While costs and procedures differ materially from state to state, attorneys will usually request sufficient sums to cover expenses for the filing fee, service of the summons and complaint, costs for the entry of judgment, writ of execution, abstract of judgments, the Marshal’s or Sheriff’s costs, etc. Court costs and Sheriff’s fees are established by law and, if the client prevails, are chargeable to the debtor. These costs are usually advanced by the creditor. The cost advance requested is the average amount in the attorney’s experience that is required to process a case of this size from the filing of the suit through the recording of an abstract of judgment. Should it become necessary to obtain a writ of execution or other process to enforce the court’s orders or judgment, additional cost advances may be required. If, in the attorney’s professional judgment, it becomes necessary for them to advance court costs to protect the client’s interests or to expedite the client’s action against the debtor, the client shall be expected to reimburse the attorney upon request. Where possible, most creditor right’s attorneys will make every attempt to allow the client the opportunity to approve or disapprove such additional expenditures before they are incurred. Upon the conclusion of the case, the prevailing attorney submits an accounting of all costs expenditures to the court and they are included, together with statutory interest, in the amount of the judgment. All such monies advanced by you are held in the attorney’s trust fund. Thus, at the conclusion of the case, an accounting will be provided from counsel and any unexpended costs will be refunded in full, as will any costs recovered from the debtor. It is important to note that authorization to file suit by sending the documents and funds requested constitutes an assignment to the attorney’s law firm of any attorney’s fees awarded by the court and recovered from the debtor, which shall be in addition to other fees and commissions. Should you have a signed valid contract with the debtor calling for the cost of collection, such is usually in addition to the above but does not cover any court awarded attorney fees. Note that the attorney’s normal contingent commission, excluding his suit fee and court costs, are paid for out of the percentage fee quoted to you by your professional collection agency for litigated matters.

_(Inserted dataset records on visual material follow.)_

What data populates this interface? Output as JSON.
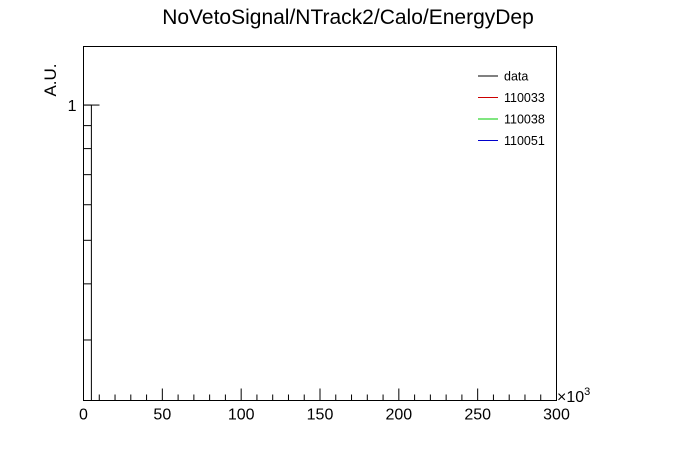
{
  "chart_data": {
    "type": "line",
    "title": "NoVetoSignal/NTrack2/Calo/EnergyDep",
    "xlabel": "",
    "ylabel": "A.U.",
    "x_multiplier_label": "×10",
    "x_multiplier_exponent": "3",
    "xlim": [
      0,
      300
    ],
    "x_major_ticks": [
      0,
      50,
      100,
      150,
      200,
      250,
      300
    ],
    "x_minor_step": 10,
    "y_scale": "log",
    "ylim": [
      0.22,
      1.35
    ],
    "y_major_ticks": [
      {
        "value": 1,
        "label": "1"
      }
    ],
    "y_minor_ticks": [
      0.3,
      0.4,
      0.5,
      0.6,
      0.7,
      0.8,
      0.9
    ],
    "grid": false,
    "legend_position": "top-right",
    "series": [
      {
        "name": "data",
        "color": "#000000",
        "x": [
          0,
          5
        ],
        "y": [
          1,
          1
        ]
      },
      {
        "name": "110033",
        "color": "#cc0000",
        "x": [],
        "y": []
      },
      {
        "name": "110038",
        "color": "#00cc00",
        "x": [],
        "y": []
      },
      {
        "name": "110051",
        "color": "#0000cc",
        "x": [],
        "y": []
      }
    ]
  }
}
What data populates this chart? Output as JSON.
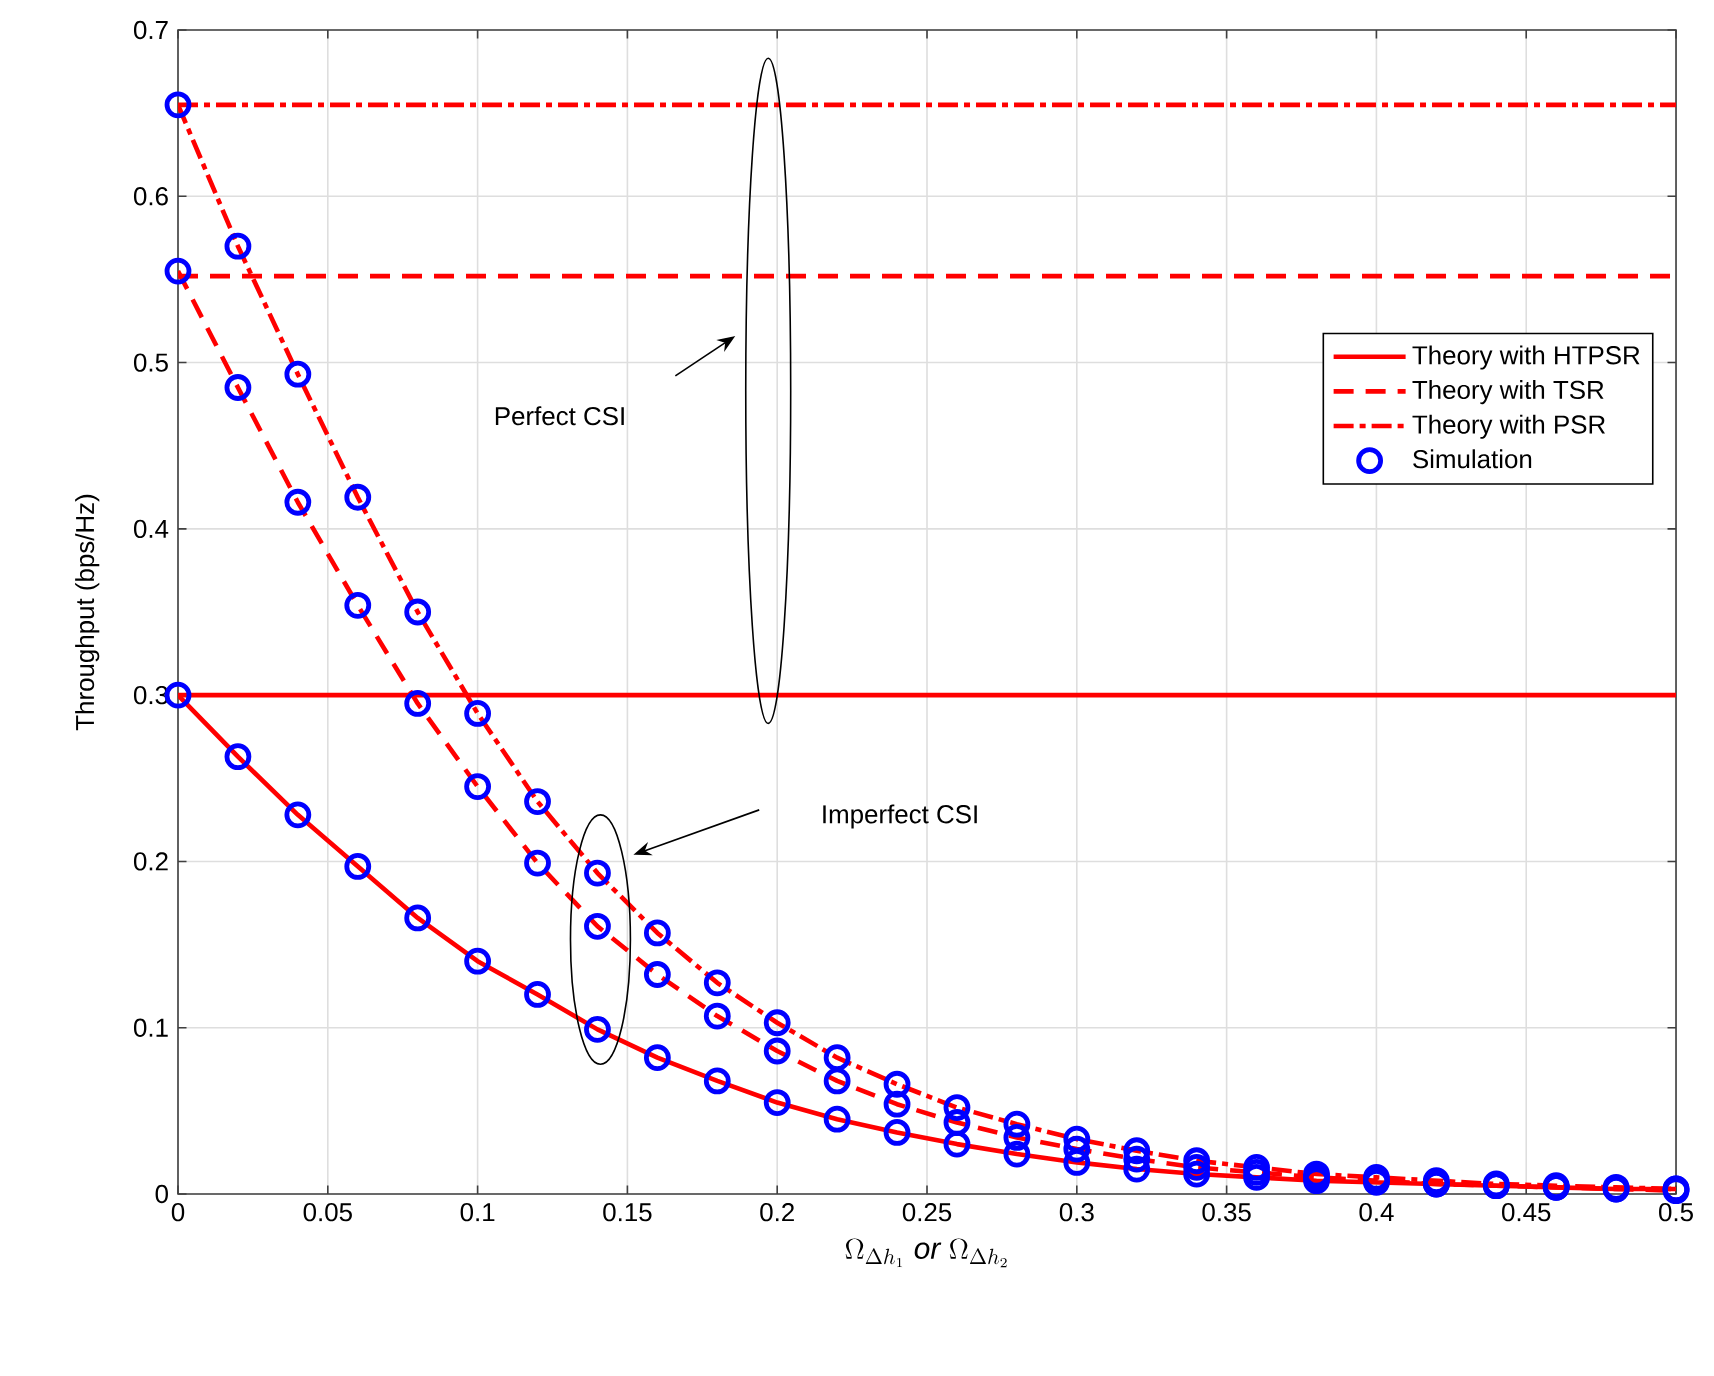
{
  "chart_data": {
    "type": "line",
    "xlabel": "\\Omega_{\\Delta h_1}\\ \\mathit{or}\\ \\Omega_{\\Delta h_2}",
    "ylabel": "Throughput (bps/Hz)",
    "xlim": [
      0,
      0.5
    ],
    "ylim": [
      0,
      0.7
    ],
    "xticks": [
      0,
      0.05,
      0.1,
      0.15,
      0.2,
      0.25,
      0.3,
      0.35,
      0.4,
      0.45,
      0.5
    ],
    "yticks": [
      0,
      0.1,
      0.2,
      0.3,
      0.4,
      0.5,
      0.6,
      0.7
    ],
    "grid": true,
    "legend": "right",
    "annotations": [
      "Perfect CSI",
      "Imperfect CSI"
    ],
    "series": [
      {
        "name": "Theory with HTPSR",
        "color": "#ff0000",
        "line_style": "solid",
        "marker": "none",
        "x": [
          0,
          0.02,
          0.04,
          0.06,
          0.08,
          0.1,
          0.12,
          0.14,
          0.16,
          0.18,
          0.2,
          0.22,
          0.24,
          0.26,
          0.28,
          0.3,
          0.32,
          0.34,
          0.36,
          0.38,
          0.4,
          0.42,
          0.44,
          0.46,
          0.48,
          0.5
        ],
        "values": [
          0.3,
          0.263,
          0.228,
          0.197,
          0.166,
          0.14,
          0.12,
          0.099,
          0.082,
          0.068,
          0.055,
          0.045,
          0.037,
          0.03,
          0.024,
          0.019,
          0.015,
          0.012,
          0.01,
          0.008,
          0.007,
          0.006,
          0.005,
          0.004,
          0.003,
          0.003
        ]
      },
      {
        "name": "Theory with TSR",
        "color": "#ff0000",
        "line_style": "dashed",
        "marker": "none",
        "x": [
          0,
          0.02,
          0.04,
          0.06,
          0.08,
          0.1,
          0.12,
          0.14,
          0.16,
          0.18,
          0.2,
          0.22,
          0.24,
          0.26,
          0.28,
          0.3,
          0.32,
          0.34,
          0.36,
          0.38,
          0.4,
          0.42,
          0.44,
          0.46,
          0.48,
          0.5
        ],
        "values": [
          0.555,
          0.485,
          0.416,
          0.354,
          0.295,
          0.245,
          0.199,
          0.161,
          0.132,
          0.107,
          0.086,
          0.068,
          0.054,
          0.043,
          0.034,
          0.027,
          0.021,
          0.016,
          0.013,
          0.01,
          0.008,
          0.006,
          0.005,
          0.004,
          0.003,
          0.002
        ]
      },
      {
        "name": "Theory with PSR",
        "color": "#ff0000",
        "line_style": "dashdot",
        "marker": "none",
        "x": [
          0,
          0.02,
          0.04,
          0.06,
          0.08,
          0.1,
          0.12,
          0.14,
          0.16,
          0.18,
          0.2,
          0.22,
          0.24,
          0.26,
          0.28,
          0.3,
          0.32,
          0.34,
          0.36,
          0.38,
          0.4,
          0.42,
          0.44,
          0.46,
          0.48,
          0.5
        ],
        "values": [
          0.655,
          0.57,
          0.493,
          0.419,
          0.35,
          0.289,
          0.236,
          0.193,
          0.157,
          0.127,
          0.103,
          0.082,
          0.066,
          0.052,
          0.042,
          0.033,
          0.026,
          0.02,
          0.016,
          0.012,
          0.01,
          0.008,
          0.006,
          0.005,
          0.004,
          0.003
        ]
      },
      {
        "name": "Simulation",
        "type": "scatter",
        "color": "#0000ff",
        "marker": "circle",
        "x": [
          0,
          0.02,
          0.04,
          0.06,
          0.08,
          0.1,
          0.12,
          0.14,
          0.16,
          0.18,
          0.2,
          0.22,
          0.24,
          0.26,
          0.28,
          0.3,
          0.32,
          0.34,
          0.36,
          0.38,
          0.4,
          0.42,
          0.44,
          0.46,
          0.48,
          0.5,
          0,
          0.02,
          0.04,
          0.06,
          0.08,
          0.1,
          0.12,
          0.14,
          0.16,
          0.18,
          0.2,
          0.22,
          0.24,
          0.26,
          0.28,
          0.3,
          0.32,
          0.34,
          0.36,
          0.38,
          0.4,
          0.42,
          0.44,
          0.46,
          0.48,
          0.5,
          0,
          0.02,
          0.04,
          0.06,
          0.08,
          0.1,
          0.12,
          0.14,
          0.16,
          0.18,
          0.2,
          0.22,
          0.24,
          0.26,
          0.28,
          0.3,
          0.32,
          0.34,
          0.36,
          0.38,
          0.4,
          0.42,
          0.44,
          0.46,
          0.48,
          0.5
        ],
        "values": [
          0.3,
          0.263,
          0.228,
          0.197,
          0.166,
          0.14,
          0.12,
          0.099,
          0.082,
          0.068,
          0.055,
          0.045,
          0.037,
          0.03,
          0.024,
          0.019,
          0.015,
          0.012,
          0.01,
          0.008,
          0.007,
          0.006,
          0.005,
          0.004,
          0.003,
          0.003,
          0.555,
          0.485,
          0.416,
          0.354,
          0.295,
          0.245,
          0.199,
          0.161,
          0.132,
          0.107,
          0.086,
          0.068,
          0.054,
          0.043,
          0.034,
          0.027,
          0.021,
          0.016,
          0.013,
          0.01,
          0.008,
          0.006,
          0.005,
          0.004,
          0.003,
          0.002,
          0.655,
          0.57,
          0.493,
          0.419,
          0.35,
          0.289,
          0.236,
          0.193,
          0.157,
          0.127,
          0.103,
          0.082,
          0.066,
          0.052,
          0.042,
          0.033,
          0.026,
          0.02,
          0.016,
          0.012,
          0.01,
          0.008,
          0.006,
          0.005,
          0.004,
          0.003
        ]
      },
      {
        "color": "#ff0000",
        "line_style": "solid",
        "marker": "none",
        "x": [
          0,
          0.5
        ],
        "values": [
          0.3,
          0.3
        ]
      },
      {
        "color": "#ff0000",
        "line_style": "dashed",
        "marker": "none",
        "x": [
          0,
          0.5
        ],
        "values": [
          0.552,
          0.552
        ]
      },
      {
        "color": "#ff0000",
        "line_style": "dashdot",
        "marker": "none",
        "x": [
          0,
          0.5
        ],
        "values": [
          0.655,
          0.655
        ]
      }
    ]
  }
}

This is a charge by the attorney for the filing of suit and following through with litigation on your behalf. Factors usually considered in determining the amount of the suit fee include: How much work counsel has to do in the way of drafting documents or rendering legal opinions; the attorney’s past experience with the debtor; the nature of the action being undertaken; the size of the claim; is the claim disputed and what is the attorney’s appraisal of the validity of the dispute; the expectations of whether the claim will necessitate a full trial on the merits. Such fee is also required in the instance where counsel does not recommend suit but, as a matter of principle, the client has decided to proceed with litigation in any event. In this scenario, the attorney charges a suit fee in order to assure himself of adequate compensation for his services knowing that the chances for recovery are negligible. Most suit fees are non-contingent and are advanced by the creditor at the time that the costs are submitted. In other words, the attorney is entitled to the suit fee regardless of the outcome of the case. Standard retainers are 10% of the amount of the claim; however, many professional collection agencies have negotiated with attorneys special arrangements depending upon the circumstances of the case. In some instances, the suit fee may be totally contingent upon collection or a portion (usually 5%) of the suit fee will be non-contingent with the balance being contingent upon collection. In certain instances, an attorney may waive his suit fee entirely, but request an increased commission contingent upon collection. The standard in most cases is to advance a 5% non-contingent suit fee with the remaining being contingent upon collection.
The suit fee discussed above does not include prosecution of a contested matter requiring extensive depositions, discovery related court appearances, services rendered in connection with any appeal of the case or services rendered in connection with any Bankruptcy proceeding involving the Debtor other than the normal filing of a proof of claim; nor does it include the defense of a counterclaim or cross-action or the pursuit of ancillary or extraordinary remedies before or after judgment. In the event a contest develops, or the Debtor files Bankruptcy, the attorney always reserves the right to request additional fees for additional services necessitated by the contest. The amount of any additional fee will be commensurate with the services to be rendered and unless extraordinary circumstances arise, you will be informed of such and usually have an opportunity to halt all actions before such charges are incurred. If a counterclaim or cross-action is filed in which you desire our attorney to defend on your behalf, the attorney reserves the right to do so at an hourly rate. Once again, this is usually an agreed upon rate that is preapproved by the client should the situation warrant such a defense.